No obstante la extensión demográfica del mundo árabe, que apenas roza un tercio de la población musulmana global, éste produjo durante buena parte del siglo XX un cine popular tan vigoroso como el de industrias regionales más consolidadas, Bollywood en India o Nollywood en Nigeria. Como éstas, buscó un diálogo directo con audiencias locales masivas, de espaldas a Occidente. Sobreviviente de este modelo, gracias a su hábil adaptación al circuito de festivales surgido en la posguerra, el egipcio Youssef Chahine encarna, junto a Tewfiq Saleh y Mohamed Lakhdar-Hamina, un modelo de creación y política en el que la identidad creativa y las necesidades geopolíticas se vuelven indistinguibles. Crónica de los años de fuego (Ahdat sanawovach el-djamr, 1975), dirigida por Lakdhar-Hamina y premiada con la Palma de Oro en el Festival de Cannes, quizá sea el resultado más elocuente; Chahine, nominado cinco veces a la Palma, es su embajador más constante.

 

 

El circuito de presencia tanto del cine generado por comunidades árabes como por las islámicas no escapa, aún hoy, a esta divergencia: los certámenes occidentales, como el Festival de Cine Árabe de San Francisco, o retrospectivas recurrentes como la organizada por el MoMA, mantienen una tensión silente con el discurso comunitario, a veces difícil de penetrar, de festivales como el de El Cairo, Cártago, Damasco o, recientemente, Dubai y Beirut. Ni unos ni otros escapan a la bipolaridad identitaria articulada siempre en binomios: adentro y afuera, ellos y nosotros.

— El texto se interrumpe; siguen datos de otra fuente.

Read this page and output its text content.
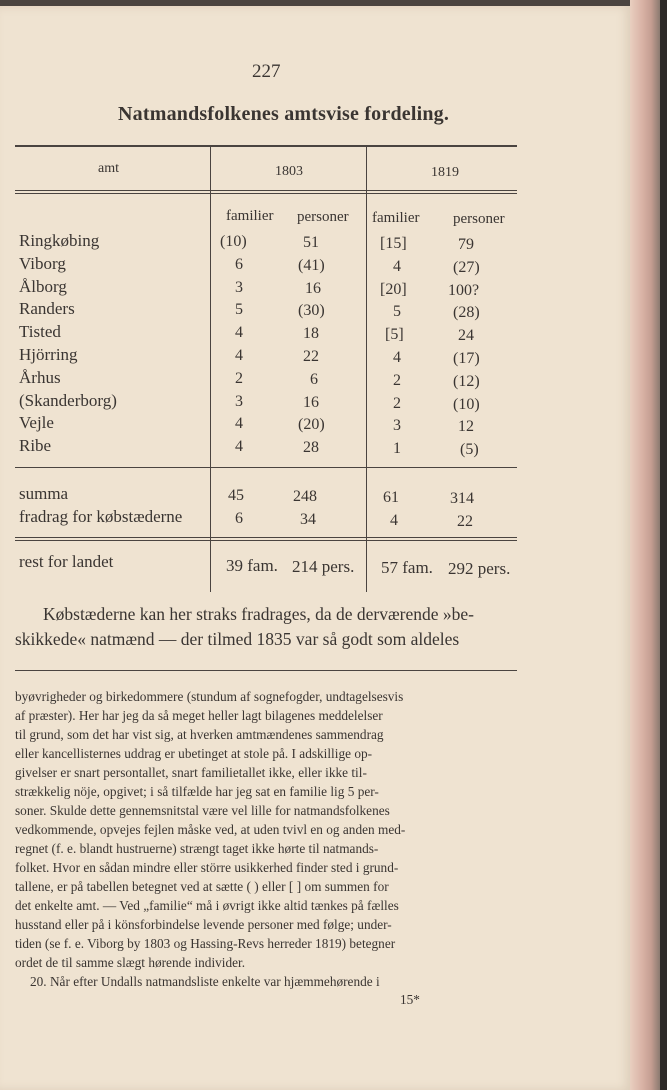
227
Natmandsfolkenes amtsvise fordeling.
amt	1803	1819
familier personer familier personer
Ringkøbing	(10)	51	[15]	79
Viborg	6	(41)	4	(27)
Ålborg	3	16	[20]	100?
Randers	5	(30)	5	(28)
Tisted	4	18	[5]	24
Hjörring	4	22	4	(17)
Århus	2	6	2	(12)
(Skanderborg)	3	16	2	(10)
Vejle	4	(20)	3	12
Ribe	4	28	1	(5)
summa	45	248	61	314
fradrag for købstæderne	6	34	4	22
rest for landet	39 fam. 214 pers. 57 fam. 292 pers.
Købstæderne kan her straks fradrages, da de derværende »be-
skikkede« natmænd — der tilmed 1835 var så godt som aldeles
byøvrigheder og birkedommere (stundum af sognefogder, undtagelsesvis
af præster). Her har jeg da så meget heller lagt bilagenes meddelelser
til grund, som det har vist sig, at hverken amtmændenes sammendrag
eller kancellisternes uddrag er ubetinget at stole på. I adskillige op-
givelser er snart persontallet, snart familietallet ikke, eller ikke til-
strækkelig nöje, opgivet; i så tilfælde har jeg sat en familie lig 5 per-
soner. Skulde dette gennemsnitstal være vel lille for natmandsfolkenes
vedkommende, opvejes fejlen måske ved, at uden tvivl en og anden med-
regnet (f. e. blandt hustruerne) strængt taget ikke hørte til natmands-
folket. Hvor en sådan mindre eller större usikkerhed finder sted i grund-
tallene, er på tabellen betegnet ved at sætte ( ) eller [ ] om summen for
det enkelte amt. — Ved „familie“ må i øvrigt ikke altid tænkes på fælles
husstand eller på i könsforbindelse levende personer med følge; under-
tiden (se f. e. Viborg by 1803 og Hassing-Revs herreder 1819) betegner
ordet de til samme slægt hørende individer.
20. Når efter Undalls natmandsliste enkelte var hjæmmehørende i
15*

Sólo recientemente, la emergencia de formatos digitales ha impulsado posibilidades creativas y ejercicios de lenguaje antes condicionados al diálogo con coproductores y fondos de inversión europeos o la adecuación a discursos exotistas. Esto no es una película (2011), de Panahi, es uno de los trabajos mejor acabados dentro de un modelo de cine diferente al planteado por los embajadores de la inmigración europea como Abderrahmane Sissako, Abdellatif Kechiche o Nadine Labaki: un cine árabe que sea, de una vez por todas, dueño de su propia voz.